Avant le dîner, je butine de stand en stand mais il est très dur de juger les 2003 (je verrai dans quelques jours que c’est encore plus dur d’imaginer le futur des 2005). Ceux que j’aime déjà, je vais évidemment les aimer, c’est là mon objectivité. La Conseillante 2003, Haut-Bailly, Phelan Ségur, Malartic-Lagravière, sont conformes à ce que j’en attends. Une belle surprise vient de Petit Village que je trouve très bon, de La Lagune et de Lagrange. Le Pichon Comtesse est fidèle à lui-même, c'est-à-dire excellent.
Quand la pièce et les vins se réchauffent, le jugement perd de son acuité. On finit ce périple par un joli Coutet, un Fargues serein et un très beau Sigalas-Rabaud qui éblouissent de leurs couleurs dorées cette dégustation debout.

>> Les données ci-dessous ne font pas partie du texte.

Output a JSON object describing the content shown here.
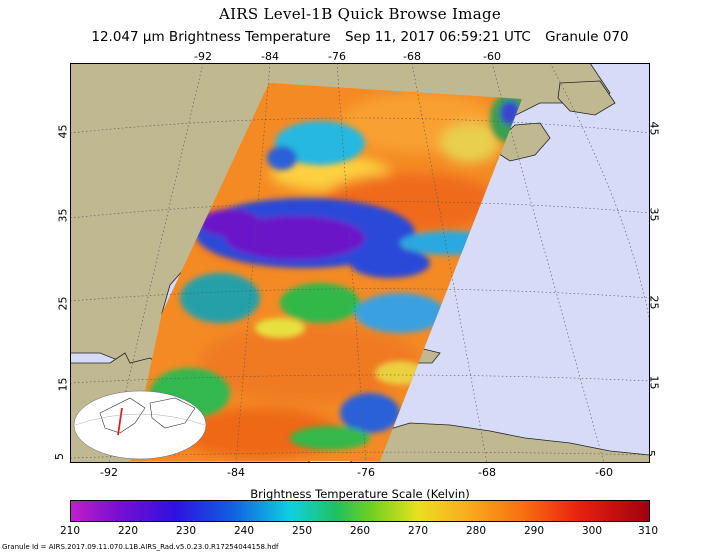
{
  "title": "AIRS Level-1B Quick Browse Image",
  "subtitle": {
    "product": "12.047 µm Brightness Temperature",
    "datetime": "Sep 11, 2017 06:59:21 UTC",
    "granule": "Granule 070"
  },
  "longitude_ticks_top": [
    "-92",
    "-84",
    "-76",
    "-68",
    "-60"
  ],
  "longitude_ticks_bottom": [
    "-92",
    "-84",
    "-76",
    "-68",
    "-60"
  ],
  "latitude_ticks": [
    "45",
    "35",
    "25",
    "15",
    "5"
  ],
  "colorbar": {
    "title": "Brightness Temperature Scale (Kelvin)",
    "labels": [
      "210",
      "220",
      "230",
      "240",
      "250",
      "260",
      "270",
      "280",
      "290",
      "300",
      "310"
    ],
    "min": 210,
    "max": 310
  },
  "colors": {
    "ocean": "#d6dcf8",
    "land": "#c0b890",
    "swath_warm": "#f48a24",
    "swath_cold": "#6a18c8"
  },
  "footer": "Granule Id = AIRS.2017.09.11.070.L1B.AIRS_Rad.v5.0.23.0.R17254044158.hdf"
}
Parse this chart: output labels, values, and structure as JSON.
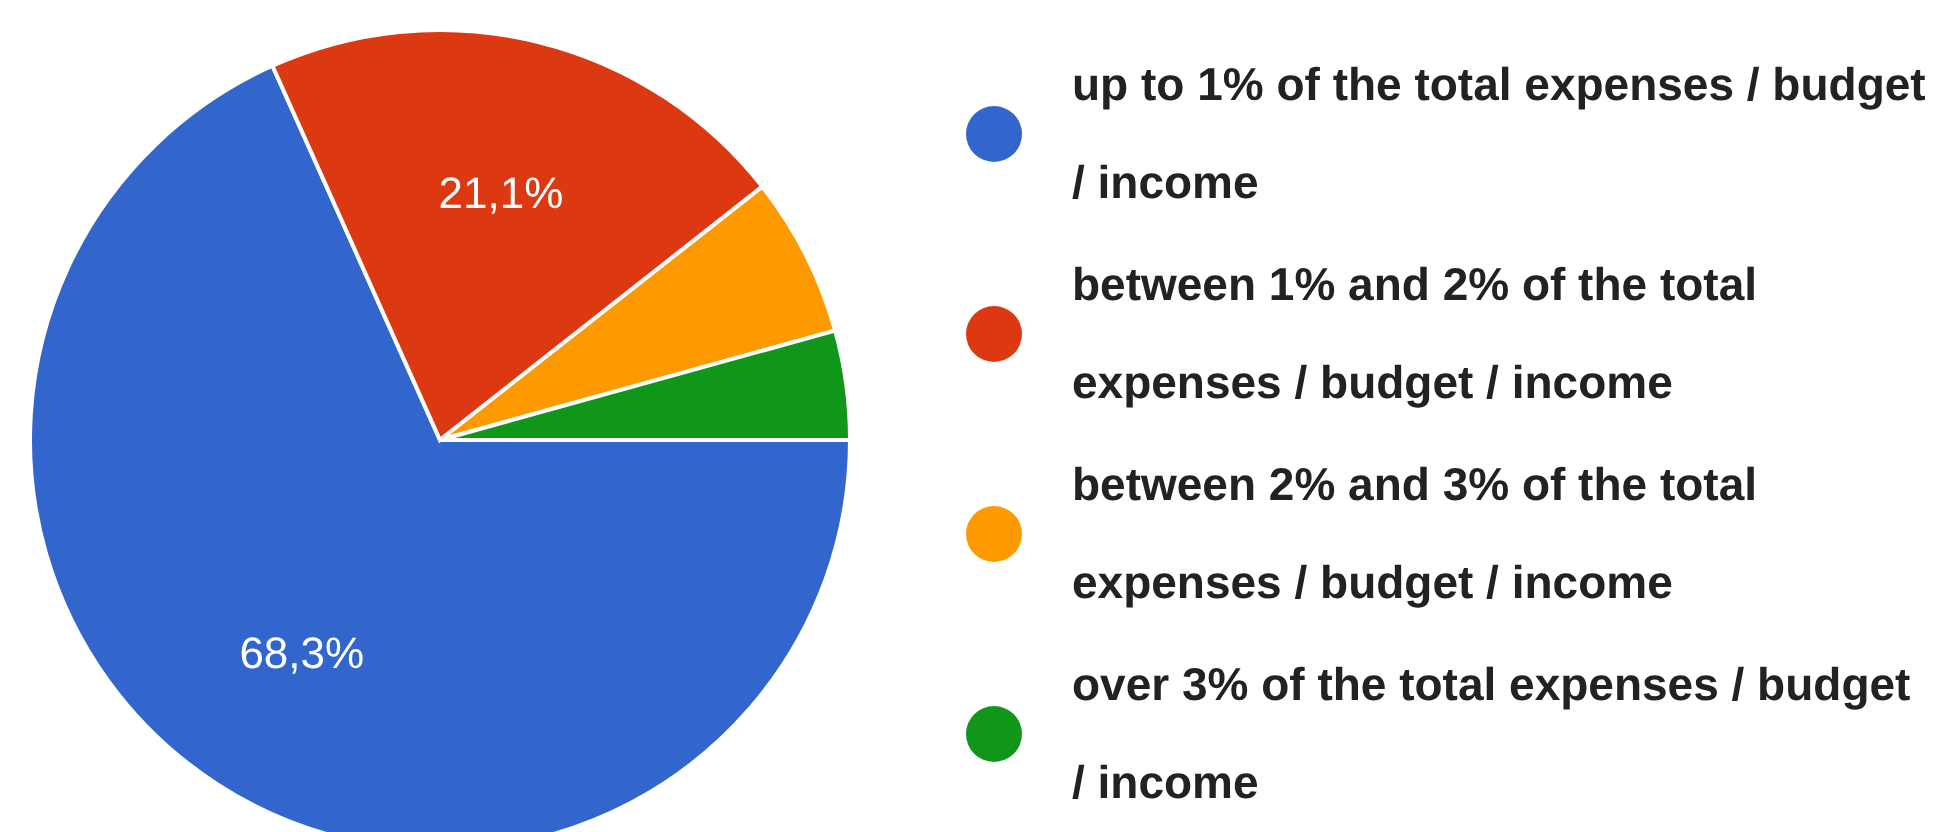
{
  "chart_data": {
    "type": "pie",
    "categories": [
      "up to 1% of the total expenses / budget / income",
      "between 1% and 2% of the total expenses / budget / income",
      "between 2% and 3% of the total expenses / budget / income",
      "over 3% of the total expenses / budget / income"
    ],
    "values": [
      68.3,
      21.1,
      6.3,
      4.3
    ],
    "colors": [
      "#3366cc",
      "#dc3912",
      "#ff9900",
      "#109618"
    ],
    "value_labels": [
      "68,3%",
      "21,1%",
      null,
      null
    ],
    "legend": "right"
  }
}
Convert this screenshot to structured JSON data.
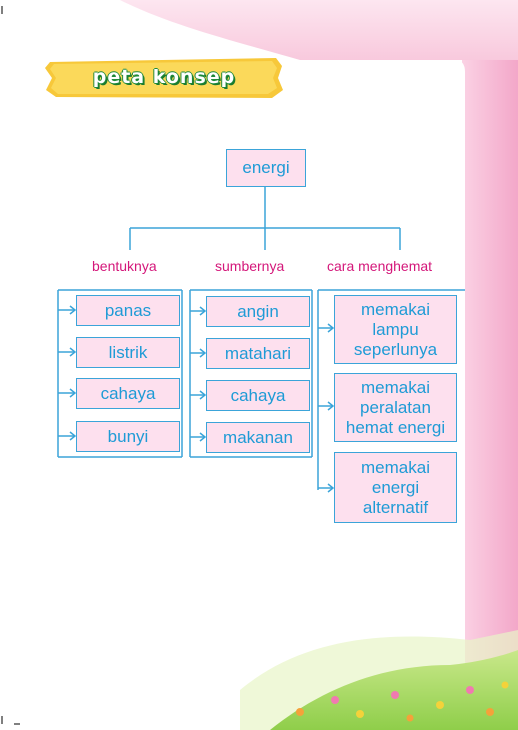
{
  "banner": {
    "title": "peta konsep"
  },
  "root": {
    "label": "energi"
  },
  "columns": [
    {
      "heading": "bentuknya",
      "items": [
        "panas",
        "listrik",
        "cahaya",
        "bunyi"
      ]
    },
    {
      "heading": "sumbernya",
      "items": [
        "angin",
        "matahari",
        "cahaya",
        "makanan"
      ]
    },
    {
      "heading": "cara menghemat",
      "items": [
        "memakai lampu seperlunya",
        "memakai peralatan hemat energi",
        "memakai energi alternatif"
      ]
    }
  ],
  "colors": {
    "line": "#3ba4d9",
    "box_fill": "#fde0ee",
    "heading": "#d4177a",
    "text": "#1f9bd6",
    "banner": "#f7c83a"
  }
}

A table, c’est un florilège. Clos Fourtet 1990 en dit moins que ce que j’espérais, Fourcas-Hosteins 1995 est bien joli, ce qui me fait plaisir, Maucaillou 1996 est timide, Batailley 1998 est indéniablement expressif et charmant. Les papilles sont assez chamboulées, mais c’est à Fargues qu’ira mon amour avec ce Fargues 1990 de réelle maturité qui rappelle à s’y méprendre un bel Yquem. J’ai eu la joie de rencontrer des vignerons amis et d’être à la table d’Alexandre de Lur Saluces. Le baromètre de l’Union des Grands Crus est au beau fixe. Attendons-nous à des prix de primeurs musclés.
Ce sera une bonne excuse pour boire des vins anciens.